Khrushchev issued another six-month ultimatum. After the transitional arrangements in December, West Berlin will no longer be open, and all Western troops must withdraw from West Berlin.But he added that in order to save face, these armies can still retain a small part of the army as representatives, which will be combined with the Soviet army and be controlled by the GDR.If the United States did not agree to this transitional arrangement, the Soviet Union would have signed a peace agreement with the GDR in December anyway.

And Kennedy ended the meeting with a sentence-"This will be a severe winter."

I read this in the Pravda newspaper that Ansolov brought me, and even the most politically insensitive could realize the seriousness of the problem.When Julian hugged me to sleep at night, he would carefully analyze the situation with me.

But I still feel uneasy about Evgeni in my heart. The US-Soviet meeting has ended, so a detailed investigation into the cause of Evgeni's death will also be put on the agenda.
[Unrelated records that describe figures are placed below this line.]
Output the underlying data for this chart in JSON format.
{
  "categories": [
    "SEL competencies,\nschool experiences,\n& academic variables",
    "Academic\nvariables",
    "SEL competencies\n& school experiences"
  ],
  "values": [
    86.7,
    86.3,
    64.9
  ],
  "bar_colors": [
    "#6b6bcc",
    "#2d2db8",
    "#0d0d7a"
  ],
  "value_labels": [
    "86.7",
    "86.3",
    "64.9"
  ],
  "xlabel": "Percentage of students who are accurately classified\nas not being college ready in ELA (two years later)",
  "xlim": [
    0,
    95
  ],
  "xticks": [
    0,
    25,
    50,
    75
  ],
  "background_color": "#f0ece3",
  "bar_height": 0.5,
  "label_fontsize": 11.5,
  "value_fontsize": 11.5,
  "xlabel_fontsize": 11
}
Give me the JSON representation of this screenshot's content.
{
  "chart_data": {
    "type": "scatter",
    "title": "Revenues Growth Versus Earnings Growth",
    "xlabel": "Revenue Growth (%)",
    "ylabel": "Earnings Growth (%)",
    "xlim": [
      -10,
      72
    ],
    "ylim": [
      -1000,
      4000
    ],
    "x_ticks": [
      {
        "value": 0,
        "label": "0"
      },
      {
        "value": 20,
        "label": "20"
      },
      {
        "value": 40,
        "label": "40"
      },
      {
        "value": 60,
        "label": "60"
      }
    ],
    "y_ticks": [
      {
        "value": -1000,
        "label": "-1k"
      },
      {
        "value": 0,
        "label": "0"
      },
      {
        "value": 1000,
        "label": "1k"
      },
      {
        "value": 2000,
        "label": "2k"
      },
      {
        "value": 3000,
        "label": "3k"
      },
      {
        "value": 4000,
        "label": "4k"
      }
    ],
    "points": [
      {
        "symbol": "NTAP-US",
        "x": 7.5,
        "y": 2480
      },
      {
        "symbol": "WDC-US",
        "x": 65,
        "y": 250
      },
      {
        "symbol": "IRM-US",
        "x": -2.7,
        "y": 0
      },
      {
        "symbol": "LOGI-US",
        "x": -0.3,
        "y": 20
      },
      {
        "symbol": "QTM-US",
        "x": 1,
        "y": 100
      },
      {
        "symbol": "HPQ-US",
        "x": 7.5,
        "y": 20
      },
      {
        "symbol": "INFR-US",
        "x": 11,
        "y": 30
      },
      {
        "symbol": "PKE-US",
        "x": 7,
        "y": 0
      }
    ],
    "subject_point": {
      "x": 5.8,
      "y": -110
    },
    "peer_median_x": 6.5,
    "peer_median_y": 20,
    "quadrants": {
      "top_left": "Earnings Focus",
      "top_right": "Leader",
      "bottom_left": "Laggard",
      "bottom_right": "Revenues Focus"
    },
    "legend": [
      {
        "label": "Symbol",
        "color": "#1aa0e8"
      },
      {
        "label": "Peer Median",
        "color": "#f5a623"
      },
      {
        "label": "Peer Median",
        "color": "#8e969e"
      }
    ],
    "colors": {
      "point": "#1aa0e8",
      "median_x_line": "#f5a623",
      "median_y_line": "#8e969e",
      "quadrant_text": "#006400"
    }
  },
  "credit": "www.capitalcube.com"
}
"The central government will definitely take measures to avoid the loss of refugees. This is the top priority. As long as I complete this task well, let him win this round, and then put some pressure on Shelepin, their investigation will not go smoothly."

"Is it really okay?" I couldn't restrain the anxiety in my heart and hugged him tightly.

"Really, I've had enough." He kissed my forehead. "For years no matter what they did, people tried to pull me down. They discriminated against my origin, they ignored my beliefs, they couldn't overcome their fear of me. You can only frame me with ulterior motives, but I have come to this day, and I have passed countless difficulties, and this time is the same."

"Besides, I have you by my side."

He smiled softly and bit my lip: "I will do my best."

I retracted into his arms with tears in my eyes, wishing I could melt myself into his body.I prayed to Jehovah a thousand times and ten thousand times in my heart, don’t let me be separated from this person. My life and his life are already tightly entwined, and no matter what, I can’t let go easily.I will also do my best. If he wants to fight, I will fight with him. No matter what kind of difficulties we face, I will not back down.

As if declaring war, he and I both had piercing eyes, we looked at each other affectionately, kissed heartily in the night, entangled each other's bodies in high passion and fighting spirit, comforted each other, were extremely gentle and tireless, until dawn.